Zika Fears Prompt MTA to Drain Gross Subway Puddles

Fun day putting larvicide on the tracks. Photo: Marc A. Hermann/MTA New York City Transit

Last month, a baby was born in New York with microcephaly, the city’s first to have a Zika-related birth defect. The mother had become infected with the mosquito-borne virus through travel. Just a week later, officials in Florida confirmed Zika had arrived in a Miami neighborhood. Yet even before South Florida’s mini-outbreak — now up to 15 cases — officials across the country were ramping up efforts to eliminate mosquitoes and prevent the potential spread of the disease.

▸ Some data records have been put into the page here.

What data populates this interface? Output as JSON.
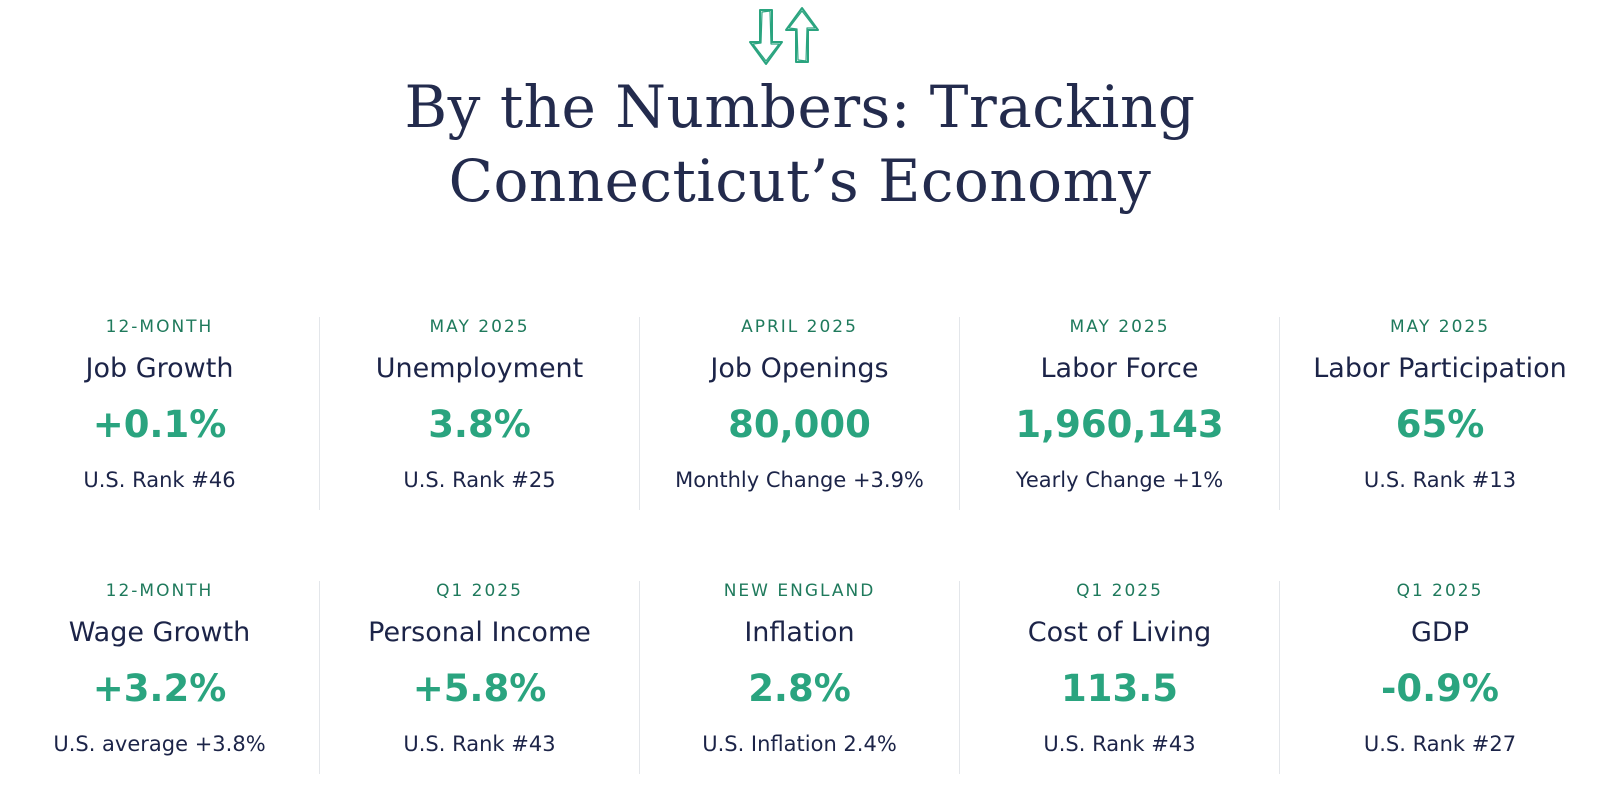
{
  "header": {
    "icon": "up-down-arrows-icon",
    "title_line1": "By the Numbers: Tracking",
    "title_line2": "Connecticut’s Economy"
  },
  "colors": {
    "title": "#232b4d",
    "period": "#1f7a5c",
    "value": "#2aa47f",
    "label": "#1c2448"
  },
  "stats": [
    {
      "period": "12-MONTH",
      "label": "Job Growth",
      "value": "+0.1%",
      "note": "U.S. Rank #46"
    },
    {
      "period": "MAY 2025",
      "label": "Unemployment",
      "value": "3.8%",
      "note": "U.S. Rank #25"
    },
    {
      "period": "APRIL 2025",
      "label": "Job Openings",
      "value": "80,000",
      "note": "Monthly Change +3.9%"
    },
    {
      "period": "MAY 2025",
      "label": "Labor Force",
      "value": "1,960,143",
      "note": "Yearly Change +1%"
    },
    {
      "period": "MAY 2025",
      "label": "Labor Participation",
      "value": "65%",
      "note": "U.S. Rank #13"
    },
    {
      "period": "12-MONTH",
      "label": "Wage Growth",
      "value": "+3.2%",
      "note": "U.S. average +3.8%"
    },
    {
      "period": "Q1 2025",
      "label": "Personal Income",
      "value": "+5.8%",
      "note": "U.S. Rank #43"
    },
    {
      "period": "NEW ENGLAND",
      "label": "Inflation",
      "value": "2.8%",
      "note": "U.S. Inflation 2.4%"
    },
    {
      "period": "Q1 2025",
      "label": "Cost of Living",
      "value": "113.5",
      "note": "U.S. Rank #43"
    },
    {
      "period": "Q1 2025",
      "label": "GDP",
      "value": "-0.9%",
      "note": "U.S. Rank #27"
    }
  ]
}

In New York, the MTA is now getting onboard. Transit-agency officials, with Governor Cuomo in tow, said Tuesday that crews will drain standing water from subway stations, and if they couldn’t make those garbage bogs recede, workers would fill them with larvicide to kill mosquitoes. “The ideal is to get the water moving and out of the system,” MTA chair Tom Prendergast said, explaining that the drains get clogged with dirt and grime. He added that the MTA has battled the bugs underground since West Nile worries emerged, but that, overall, mosquitoes haven’t been a huge issue for the subway system. That territory may still belong to a different kind of bloodsucker.